Hyundai pegged net profit for the quarter ending March at 1.77 trillion won or $1.54 billion, down from 1.98 trillion won for the same period last year. It was the ninth consecutive quarterly decline but it beat market expectations of 1.44 trillion won.
First quarter operating profit dropped by 16 percent from 1.59 trillion won to 1.34 trillion won while revenue increased by 6.7 percent from 20.94 trillion won to 22.35 trillion won.
2015 saw the emergence of Chinese local brands and the growing preference of Chinese consumers for sports utility vehicles over sedans, following the trend worldwide. After a full year sales fall in China in 2015, the combined car sales of Hyundai and its affiliate Kia Motors Corp. slid for the third straight month.
This development did not bode well for Hyundai and Kia's efforts to maintain their standing as the No. 5 auto maker by sales.

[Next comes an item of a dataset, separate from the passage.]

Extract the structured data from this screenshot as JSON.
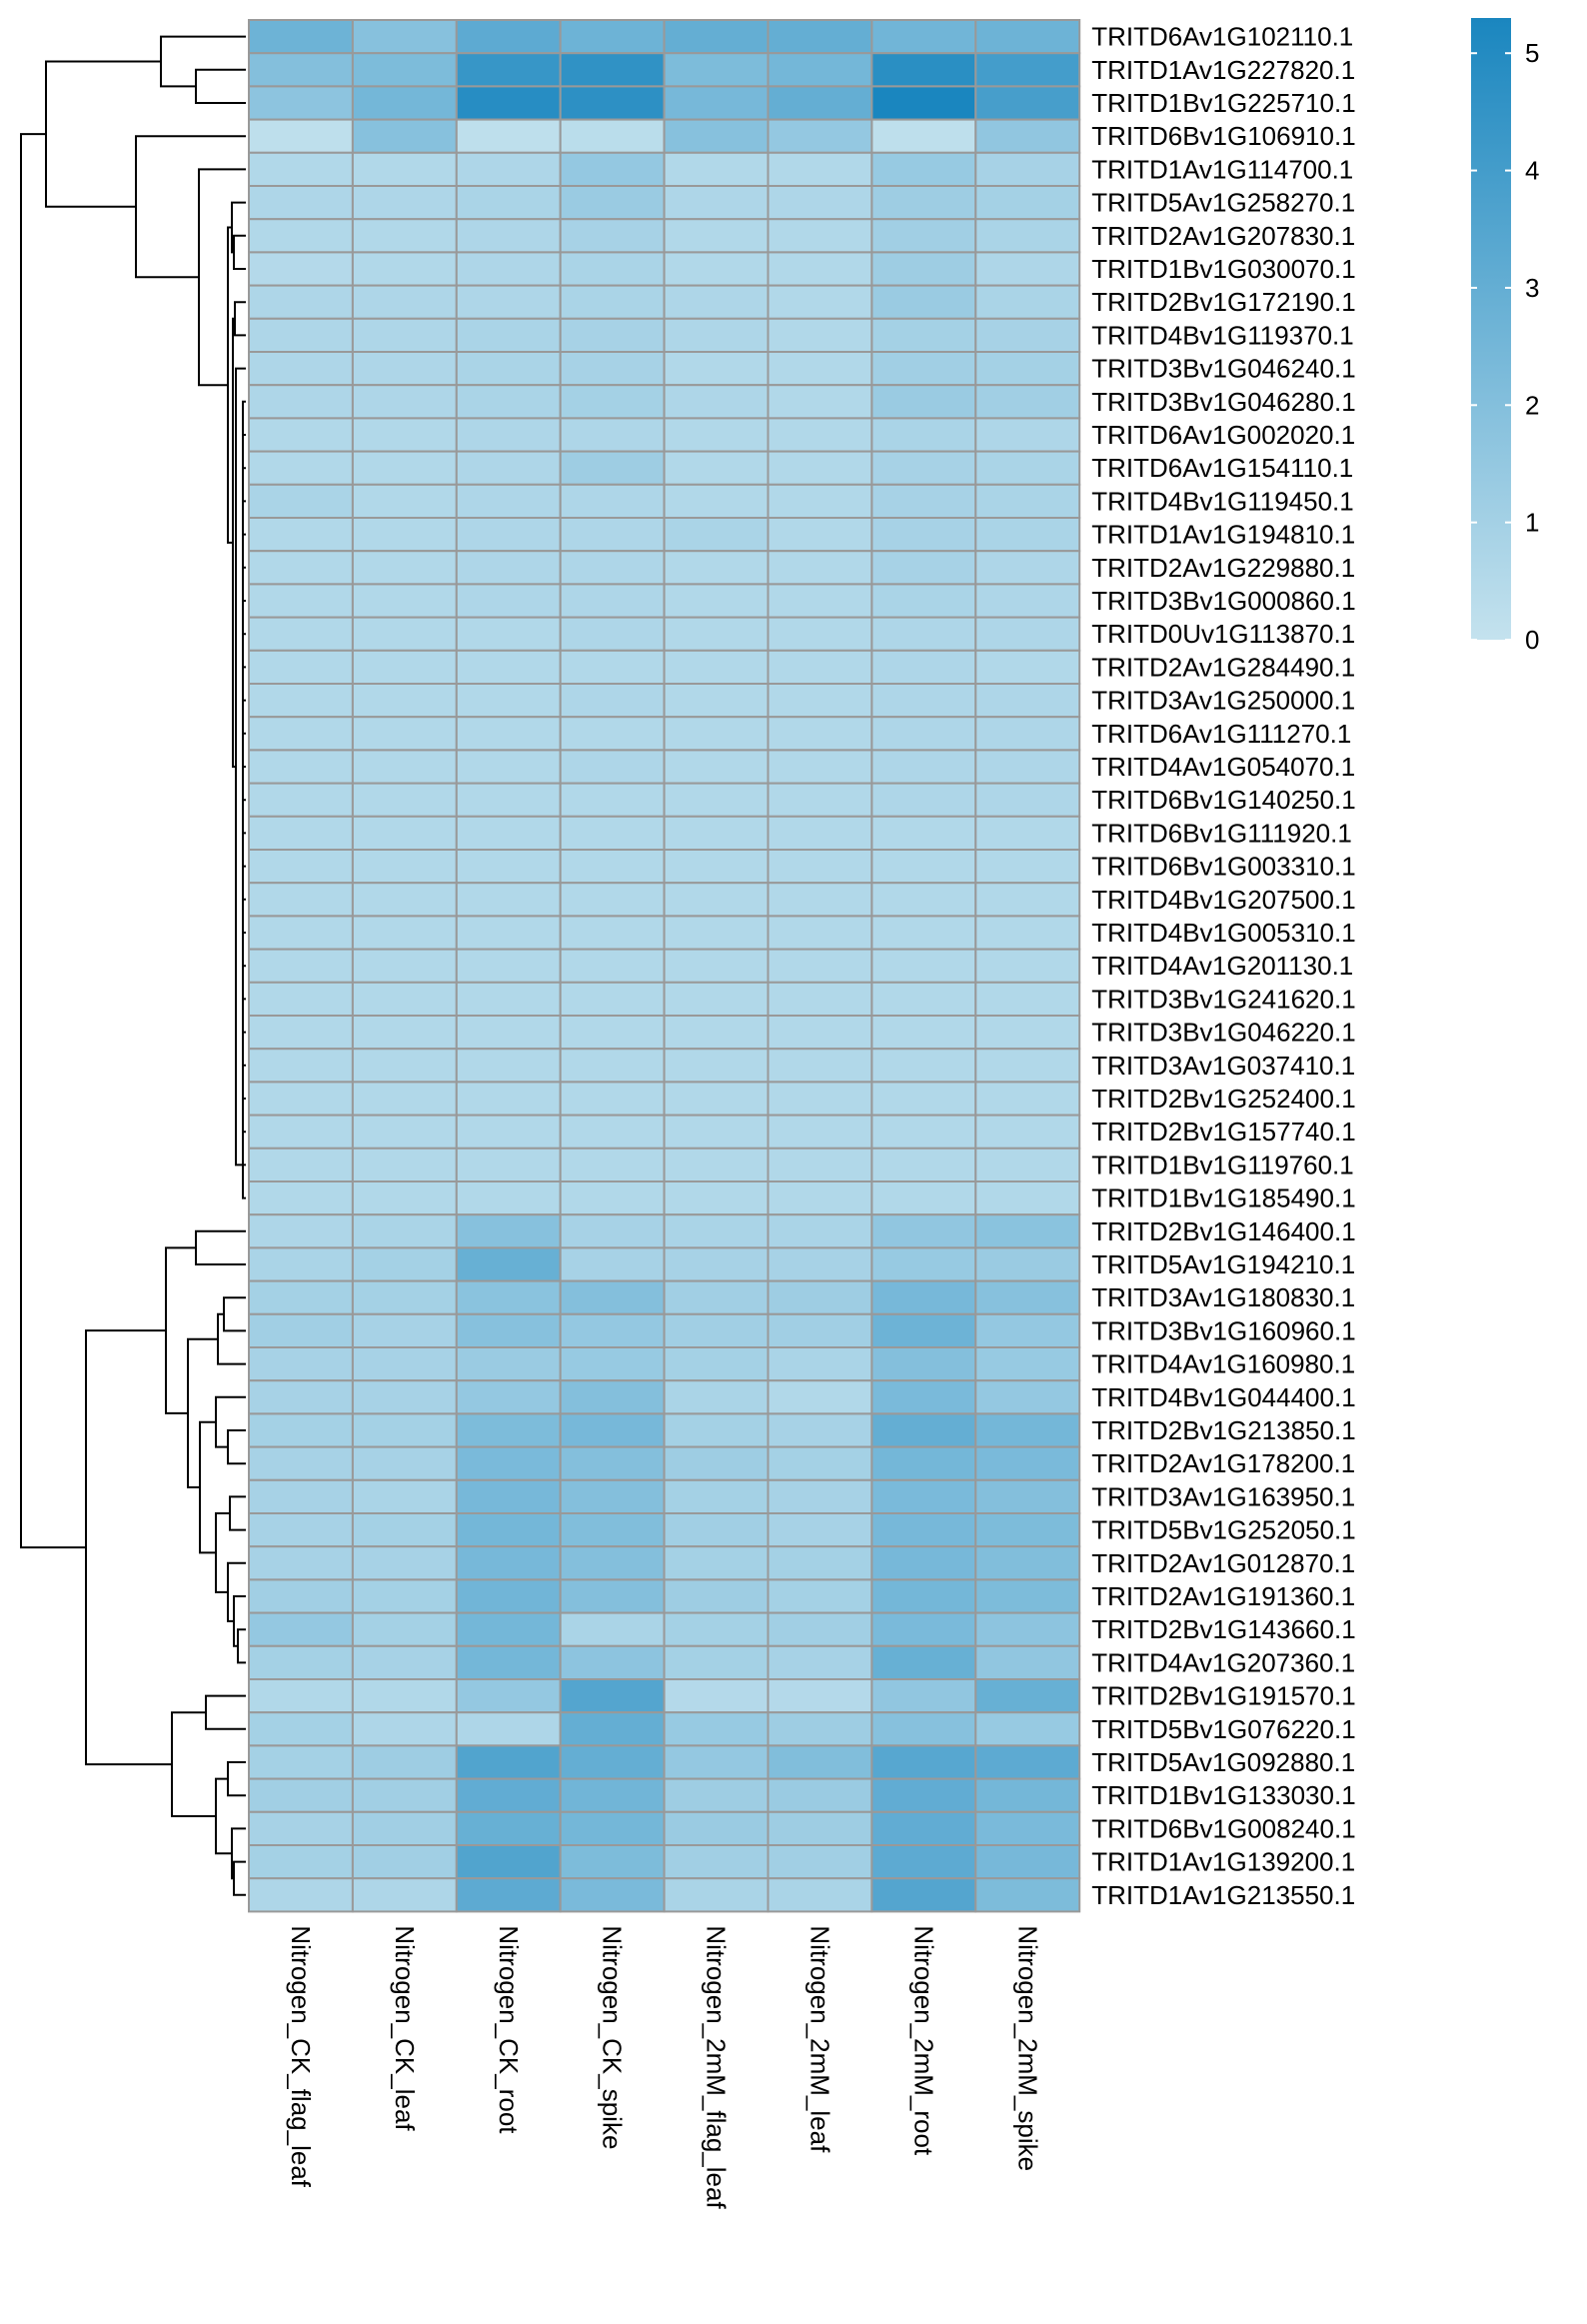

Despite concerns about overcapacity and dwindling demand, Hyundai's plans for a fourth plant this year and a fifth plant in 2017 will push through.
"China is a crucial market for us. We need to raise our presence there," said finance chief Choi Byung-chul.
What Some Beijing Motor Show 2016 Participants Anticipate
The slowing economy of China, being the world's biggest auto market, is taking a toll on car makers worldwide.
Global car makers meeting at the Beijing Motor Show 2016 that is running from April 25 to May 4 admit that the challenges are increasing.
While the Chinese auto market is expected to grow, it will do so at a slower pace with car prices dropping, sales growth sliding and emissions regulations getting stricter.
In a Wall Street Journal report, Toyota Motor Corp. said it is uncertain if it can meet the targets it set for itself in the Chinese market for 2025. Changing requirements for fuel efficiency and emissions call for adjustments to reconsider a product lineup that will enable the company "to secure the volumes and profit as well," said Hiroji Onishi, head of Toyota's China region.
Much unlike its ambitious 2015 plan of doubling capacity in China, Ford Motor Co. is not optimistic about meeting its projected capacity of 2.1 million vehicles for this year. Because of fierce competition, Ford China chief executive John Lawler said China is starting to look like a mature market.
Volkswagen AG proudly announced last year that it would raise production capacity by 40 percent, producing 5 million cars in the next five years. But it looks like Jochem Heizmann, the company's chief executive in China, is leaning towards staying on the plans.
In the U.S market where low oil prices have driven increased appetite to SUVs and other truck models, Hyundai posted an insignificant 1 percent increase in sales in the first quarter.
Analysts foresee an improvement in the company's profits if it shifts its product mix to accommodate new SUV-like models in its existing sedan product line.